Hierarchical design of Ni(OH)2/MnMoO4 composite on reduced graphene oxide/Ni foam for high-performances battery-supercapacitors hybrid device

Abstract Design and synthesis advanced battery-type electrode materials with outstanding electrical conductivity and remarkable theoretical specific capacity are crucial to enhance the comprehensive performances for battery-supercapacitors (SCs). Herein, Ni(OH)2/MnMoO4 composite on reduced graphene oxide/Ni foam (rGO/NF) was successfully fabricated through the hydrothermal method and potentiostatic electrodeposition (Ni(OH)2/MnMoO4/rGO/NF).

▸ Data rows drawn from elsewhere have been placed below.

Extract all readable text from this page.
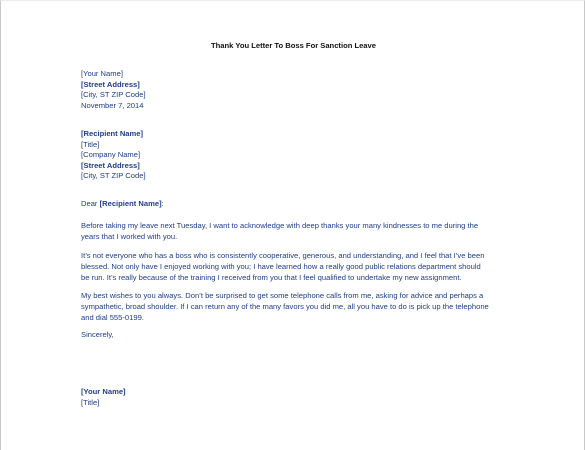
Thank You Letter To Boss For Sanction Leave
[Your Name]
[Street Address]
[City, ST ZIP Code]
November 7, 2014
[Recipient Name]
[Title]
[Company Name]
[Street Address]
[City, ST ZIP Code]
Dear [Recipient Name]:
Before taking my leave next Tuesday, I want to acknowledge with deep thanks your many kindnesses to me during the
years that I worked with you.
It’s not everyone who has a boss who is consistently cooperative, generous, and understanding, and I feel that I’ve been
blessed. Not only have I enjoyed working with you; I have learned how a really good public relations department should
be run. It’s really because of the training I received from you that I feel qualified to undertake my new assignment.
My best wishes to you always. Don’t be surprised to get some telephone calls from me, asking for advice and perhaps a
sympathetic, broad shoulder. If I can return any of the many favors you did me, all you have to do is pick up the telephone
and dial 555-0199.
Sincerely,
[Your Name]
[Title]
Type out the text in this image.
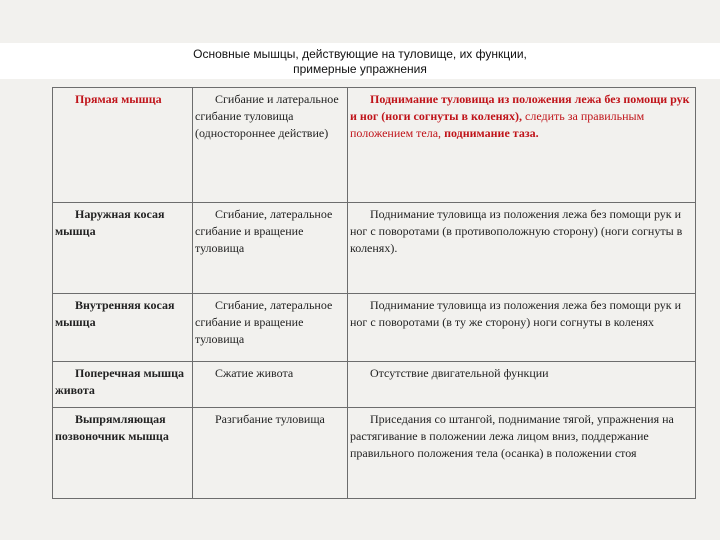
Основные мышцы, действующие на туловище, их функции,
примерные упражнения
Прямая мышца	Сгибание и латеральное сгибание туловища (одностороннее действие)	Поднимание туловища из положения лежа без помощи рук и ног (ноги согнуты в коленях), следить за правильным положением тела, поднимание таза.
Наружная косая мышца	Сгибание, латеральное сгибание и вращение туловища	Поднимание туловища из положения лежа без помощи рук и ног с поворотами (в противоположную сторону) (ноги согнуты в коленях).
Внутренняя косая мышца	Сгибание, латеральное сгибание и вращение туловища	Поднимание туловища из положения лежа без помощи рук и ног с поворотами (в ту же сторону) ноги согнуты в коленях
Поперечная мышца живота	Сжатие живота	Отсутствие двигательной функции
Выпрямляющая позвоночник мышца	Разгибание туловища	Приседания со штангой, поднимание тягой, упражнения на растягивание в положении лежа лицом вниз, поддержание правильного положения тела (осанка) в положении стоя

The unique honeycomb structure and the efficient synergistic effects among MnMoO4 and Ni(OH)2 of the as-prepared battery type electrode, as well as outstanding electronic conductivity of the reduced graphene oxide, were beneficial to the enhanced electrochemically active sites and increased specific capacity. Ni(OH)2/MnMoO4/rGO/NF composite employed for SCs yielded the maximum specific capacity of 1329.1 C g−1 and a superb cycle property of 86.8% during 5000 cycles. Furthermore, the battery-supercapacitor hybrid (BSH) device with the Ni(OH)2/MnMoO4/rGO/NF and active carbon (AC) as-prepared samples showed the energy density of 61.4 W h kg−1 at the power density of 428.4 W kg−1. The capacity retention of the as-fabricated hybrid device reached 96.4% over 7000 cycles. Those consequences tested that the Ni(OH)2/MnMoO4/rGO/NF composite should be the promising category of battery-type electrodes materials of the next generation energy storage devices for the high-performances SCs.